Effects of furosemide and orthostasis on active and inactive renin in normal and anephric man

Abstract

Active and inactive (acid-activatable) plasma renin in anephric and in normal persons was investigated. In anephric patients (15) plasma concentration of active and inactive renin was 1.15 .+-. 0.2 and 40.7 .+-. 7.1 .mu.U/ml, respectively; angiotensin II (n = 13) was 14.5 .+-. 1.9 pg/ml. Furosemide (n = 10), 40 mg i.v., and upright posture (n = 8) did not change active or inactive renin in the anephric state. In normal men, furosemide (n = 9) within 15 min increased active renin from 29.9 .+-. 5.8 to 82.4 .+-. 14.8 .mu.U/ml (P < 0.001); inactive renin slightly but not significantly decreased from 136.3 .+-. 29.9 to 121.1 .+-. 19.2 .mu.U/ml; orthostasis (n = 15) within 4 h stimulated active renin (P < 0.001) and slightly raised inactive renin (P < 0.05).
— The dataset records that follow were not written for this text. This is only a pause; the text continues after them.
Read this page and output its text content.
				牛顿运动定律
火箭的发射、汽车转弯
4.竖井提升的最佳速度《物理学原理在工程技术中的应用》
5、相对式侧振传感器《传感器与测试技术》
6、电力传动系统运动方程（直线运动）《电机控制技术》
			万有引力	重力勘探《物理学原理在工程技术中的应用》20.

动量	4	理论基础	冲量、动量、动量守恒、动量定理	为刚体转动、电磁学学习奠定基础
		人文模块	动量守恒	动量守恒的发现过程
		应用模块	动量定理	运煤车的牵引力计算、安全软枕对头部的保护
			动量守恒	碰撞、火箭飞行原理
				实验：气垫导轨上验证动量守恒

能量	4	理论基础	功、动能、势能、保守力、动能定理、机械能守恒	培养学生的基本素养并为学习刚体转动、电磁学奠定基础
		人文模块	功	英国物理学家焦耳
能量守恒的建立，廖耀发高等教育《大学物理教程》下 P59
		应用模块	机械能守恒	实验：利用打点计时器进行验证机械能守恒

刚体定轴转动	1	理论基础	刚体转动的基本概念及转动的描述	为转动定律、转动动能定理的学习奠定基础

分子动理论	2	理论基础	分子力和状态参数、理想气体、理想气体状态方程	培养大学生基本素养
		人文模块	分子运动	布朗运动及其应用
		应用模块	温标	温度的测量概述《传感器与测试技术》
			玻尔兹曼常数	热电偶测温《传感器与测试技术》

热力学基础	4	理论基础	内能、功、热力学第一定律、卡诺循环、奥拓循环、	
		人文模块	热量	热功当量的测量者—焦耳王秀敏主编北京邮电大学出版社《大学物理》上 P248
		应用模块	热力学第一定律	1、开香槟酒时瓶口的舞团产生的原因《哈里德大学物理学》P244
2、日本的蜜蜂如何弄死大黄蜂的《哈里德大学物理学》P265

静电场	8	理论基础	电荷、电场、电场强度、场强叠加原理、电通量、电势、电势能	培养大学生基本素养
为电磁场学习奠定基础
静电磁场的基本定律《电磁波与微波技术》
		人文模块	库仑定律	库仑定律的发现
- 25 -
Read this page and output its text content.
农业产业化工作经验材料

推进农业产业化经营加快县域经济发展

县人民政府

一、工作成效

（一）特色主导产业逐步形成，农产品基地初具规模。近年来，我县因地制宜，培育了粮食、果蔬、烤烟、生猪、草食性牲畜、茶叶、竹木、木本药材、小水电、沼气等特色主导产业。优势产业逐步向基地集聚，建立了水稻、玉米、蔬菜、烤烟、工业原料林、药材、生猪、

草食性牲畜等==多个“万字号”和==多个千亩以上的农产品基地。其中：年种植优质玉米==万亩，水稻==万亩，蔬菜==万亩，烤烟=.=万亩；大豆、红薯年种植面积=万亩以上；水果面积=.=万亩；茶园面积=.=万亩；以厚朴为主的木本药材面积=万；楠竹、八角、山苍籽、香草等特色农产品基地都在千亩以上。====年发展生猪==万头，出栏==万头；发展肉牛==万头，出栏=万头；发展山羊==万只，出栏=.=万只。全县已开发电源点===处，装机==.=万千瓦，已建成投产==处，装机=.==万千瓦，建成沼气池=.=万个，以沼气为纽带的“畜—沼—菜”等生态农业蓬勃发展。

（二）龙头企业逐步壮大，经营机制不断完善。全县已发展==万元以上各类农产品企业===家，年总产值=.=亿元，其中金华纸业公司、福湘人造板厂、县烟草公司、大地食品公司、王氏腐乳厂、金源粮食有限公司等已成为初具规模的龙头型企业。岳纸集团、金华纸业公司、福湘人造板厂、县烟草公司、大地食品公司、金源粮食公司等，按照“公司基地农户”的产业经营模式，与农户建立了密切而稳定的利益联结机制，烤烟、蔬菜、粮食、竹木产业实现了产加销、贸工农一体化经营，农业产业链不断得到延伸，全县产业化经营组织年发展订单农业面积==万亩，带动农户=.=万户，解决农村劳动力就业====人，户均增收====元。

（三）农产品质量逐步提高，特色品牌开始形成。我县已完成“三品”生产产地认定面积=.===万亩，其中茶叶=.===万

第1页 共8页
Both furosemide and orthostasis increased (P < 0.001, each) the proportion of active renin in normal persons. Studies in 1 patient within 24 h after bilateral nephrectomy indicated the half-life to be 30-60 min for active and 2-4 h for inactive renin. Thus, low levels of active renin and considerable amounts of inactive renin and angiotensin II were detected in anephric patients. About 30% of inactive renin in normal plasma apparently is of extrarenal origin. The stimulation of active renin by furosemide and orthostasis is bound to the presence of the kidney. Both maneuvers may stimulate the conversion of inactive to active renin within the human kidney.